Tomography is an effective non-destructive technique, which provides 3D image of the internal structure of materials. It is being widely used in medicine, seismology, materials science and many other scientific and industrial areas. Tomographic reconstruction techniques based on linear or perturbative non-linear interaction also have been used to map the spatial density distribution of gas jets. In this paper we present a novel in-situ method, based on strong-field ionization mechanism, to measure the spatial distribution of a generating medium density itself.

In general, theoretical and numerical calculations of the gas space-time density evolution exiting the jet is a highly non-trivial task and is a subject of the active research in the area of computational fluid dynamics (CFD). Our method opens an effective route for experimental validation, and therefore, a means for improving and refining of these gas jet dynamics’ theoretical/computational models.

In summary, we introduced laser induced strong-field tunneling gas jet tomography that features significant resolution improvements when compared with the hitherto used techniques and enables targeted localized measurement in complex environments. We analysed its unique properties and presented a proof of principles experiment. Our method, which is fully compatible with typical HHG and other strong-field experimental set-ups, will allow simple yet robust gas jet density mapping in all those measurements. Attosecond science has long been restricted to spatially averaged measurements that obscure single molecule response to the strong field. Spatial mapping of the generating medium’s density along with measurements of spectrally resolved wavefronts and complete space-time reconstruction of attosecond pulses5 will pave the way to much greater experimental accuracy in attosecond science.

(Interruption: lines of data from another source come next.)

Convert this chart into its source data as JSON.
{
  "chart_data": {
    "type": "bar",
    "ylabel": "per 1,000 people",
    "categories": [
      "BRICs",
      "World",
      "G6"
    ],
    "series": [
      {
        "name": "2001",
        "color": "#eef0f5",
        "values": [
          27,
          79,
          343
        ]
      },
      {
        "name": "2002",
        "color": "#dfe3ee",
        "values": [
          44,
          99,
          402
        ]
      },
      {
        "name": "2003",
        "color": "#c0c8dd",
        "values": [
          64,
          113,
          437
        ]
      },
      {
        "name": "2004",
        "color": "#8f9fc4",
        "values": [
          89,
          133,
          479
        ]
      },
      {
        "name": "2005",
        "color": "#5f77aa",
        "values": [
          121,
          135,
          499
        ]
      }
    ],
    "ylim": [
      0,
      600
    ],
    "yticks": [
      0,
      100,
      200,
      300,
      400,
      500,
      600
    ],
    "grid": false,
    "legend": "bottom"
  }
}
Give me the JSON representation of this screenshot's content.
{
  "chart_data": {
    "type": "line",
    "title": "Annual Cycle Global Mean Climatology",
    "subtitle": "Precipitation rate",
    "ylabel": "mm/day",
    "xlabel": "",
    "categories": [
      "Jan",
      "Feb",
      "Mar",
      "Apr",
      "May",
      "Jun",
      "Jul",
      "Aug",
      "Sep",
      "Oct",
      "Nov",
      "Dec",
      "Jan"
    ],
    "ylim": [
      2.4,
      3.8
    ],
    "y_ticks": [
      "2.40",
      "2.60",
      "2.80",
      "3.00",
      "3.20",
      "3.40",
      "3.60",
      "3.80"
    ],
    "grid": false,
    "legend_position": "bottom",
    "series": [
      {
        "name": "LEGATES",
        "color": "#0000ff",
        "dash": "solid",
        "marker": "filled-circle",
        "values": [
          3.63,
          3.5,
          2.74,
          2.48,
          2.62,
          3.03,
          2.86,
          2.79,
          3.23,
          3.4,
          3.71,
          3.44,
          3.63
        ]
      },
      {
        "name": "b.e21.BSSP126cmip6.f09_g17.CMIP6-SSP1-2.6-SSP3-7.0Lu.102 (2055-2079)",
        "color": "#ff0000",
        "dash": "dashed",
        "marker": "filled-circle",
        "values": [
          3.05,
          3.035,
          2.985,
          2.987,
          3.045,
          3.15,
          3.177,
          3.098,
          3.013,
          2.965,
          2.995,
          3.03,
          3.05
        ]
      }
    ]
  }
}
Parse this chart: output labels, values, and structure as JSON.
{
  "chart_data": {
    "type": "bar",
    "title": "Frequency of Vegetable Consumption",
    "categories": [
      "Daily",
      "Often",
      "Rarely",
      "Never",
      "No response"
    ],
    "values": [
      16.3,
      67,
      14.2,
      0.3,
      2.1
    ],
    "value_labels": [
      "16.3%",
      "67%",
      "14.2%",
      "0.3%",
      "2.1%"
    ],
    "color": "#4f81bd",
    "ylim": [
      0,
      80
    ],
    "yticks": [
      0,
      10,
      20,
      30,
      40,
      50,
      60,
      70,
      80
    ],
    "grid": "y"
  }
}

However, the quest for accurate gas jet density characterization goes far beyond attosecond science. Accurate spatial density characterization of gas jets is important for inertial confinement fusion (ICF), x-ray sources, laser particle acceleration (LPA), cold chemistry and other areas of science and engineering. Hitherto only linear tomography modalities were up to the task. Our approach can be easily transferred to all these experiments.